El consumo per cápita de carne, que ronda los 56 kilos, ya tuvo una abrupta caída a principios de año, ya que del primer cuatrimestre de 2009 al primer cuatrimestre de este año, pasó de 70,3 a 56,3 kilos por persona.
Uruguay acaba de quitarle a la Argentina el primer puesto en el consumo mundial de carne vacuna por habitante. Así, termina un reinado de más de un siglo, durante el cual nadie había amenazado nuestra orgullosa voracidad carnívora. La realidad es que Beatriz Luna, asesora de prensa del Instituto Nacional de Carnes de Uruguay, acaba de informar que este año cada uruguayo comerá 58,2 kilos de carne. Es un kilo y medio más que el consumo calculado por la Cámara de la Industria y Comercio de Carne de la RA (CICCRA), una entidad privada que compensa con datos propios la falta de información oficial.

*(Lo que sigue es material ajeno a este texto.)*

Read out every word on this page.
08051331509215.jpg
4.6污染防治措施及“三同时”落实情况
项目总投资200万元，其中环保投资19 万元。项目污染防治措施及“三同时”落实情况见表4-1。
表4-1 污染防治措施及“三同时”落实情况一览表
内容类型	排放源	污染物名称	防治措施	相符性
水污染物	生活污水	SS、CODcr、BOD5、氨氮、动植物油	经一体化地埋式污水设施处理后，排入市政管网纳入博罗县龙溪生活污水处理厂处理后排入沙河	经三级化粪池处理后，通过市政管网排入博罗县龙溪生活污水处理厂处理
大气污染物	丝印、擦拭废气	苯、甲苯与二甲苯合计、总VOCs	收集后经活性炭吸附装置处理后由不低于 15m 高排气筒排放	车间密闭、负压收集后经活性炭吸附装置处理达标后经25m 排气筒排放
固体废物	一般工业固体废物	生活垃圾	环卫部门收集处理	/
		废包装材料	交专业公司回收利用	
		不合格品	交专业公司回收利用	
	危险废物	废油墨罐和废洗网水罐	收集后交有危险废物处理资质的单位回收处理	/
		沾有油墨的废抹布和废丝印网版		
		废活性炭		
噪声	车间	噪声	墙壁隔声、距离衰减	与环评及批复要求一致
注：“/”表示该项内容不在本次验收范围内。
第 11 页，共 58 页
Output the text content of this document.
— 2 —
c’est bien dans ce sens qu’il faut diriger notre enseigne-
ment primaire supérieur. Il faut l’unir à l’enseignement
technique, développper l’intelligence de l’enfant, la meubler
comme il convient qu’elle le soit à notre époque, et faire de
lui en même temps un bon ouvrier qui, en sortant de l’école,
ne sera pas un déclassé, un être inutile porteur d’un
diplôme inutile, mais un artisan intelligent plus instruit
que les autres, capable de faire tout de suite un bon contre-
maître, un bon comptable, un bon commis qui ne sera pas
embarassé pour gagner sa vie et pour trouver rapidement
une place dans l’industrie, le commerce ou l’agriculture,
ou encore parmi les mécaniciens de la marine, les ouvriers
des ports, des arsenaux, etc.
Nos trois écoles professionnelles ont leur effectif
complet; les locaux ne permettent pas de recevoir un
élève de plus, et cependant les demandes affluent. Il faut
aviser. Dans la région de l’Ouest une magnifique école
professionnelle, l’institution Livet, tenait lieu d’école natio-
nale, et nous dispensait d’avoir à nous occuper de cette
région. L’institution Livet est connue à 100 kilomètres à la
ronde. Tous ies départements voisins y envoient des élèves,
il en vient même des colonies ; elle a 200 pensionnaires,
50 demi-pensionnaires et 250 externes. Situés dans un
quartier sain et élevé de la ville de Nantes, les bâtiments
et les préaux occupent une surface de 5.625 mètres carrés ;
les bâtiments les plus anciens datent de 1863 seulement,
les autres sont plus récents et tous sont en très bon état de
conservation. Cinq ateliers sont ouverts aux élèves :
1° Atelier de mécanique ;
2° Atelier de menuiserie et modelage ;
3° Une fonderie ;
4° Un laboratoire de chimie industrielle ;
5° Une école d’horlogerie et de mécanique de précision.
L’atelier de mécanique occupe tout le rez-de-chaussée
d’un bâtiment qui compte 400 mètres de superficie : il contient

Dice que el año pasado consumimos 68 kilos y ahora, como consecuencia de la escasez y correspondiente suba de precios (70% en menos e un año), bajamos a 56,7 kilos.
La Argentina también había liderado la exportación de carne vacuna hasta los años 70. Pero desde entonces fue perdiendo peso en el concierto internacional, aunque conservando hasta hoy la emblemática imagen de calidad. Primero Australia, luego Estados Unidos y la Unión Europea, y más recientemente Brasil, ocuparon el escalón más alto del podio. Ahora, el liderazgo brasileño es imbatible, con embarques proyectados en 5.000 millones de dólares para este año. Argentina, que disputa el séptimo lugar no alcanzará los 1.000 millones, contra 1.200 de Uruguay.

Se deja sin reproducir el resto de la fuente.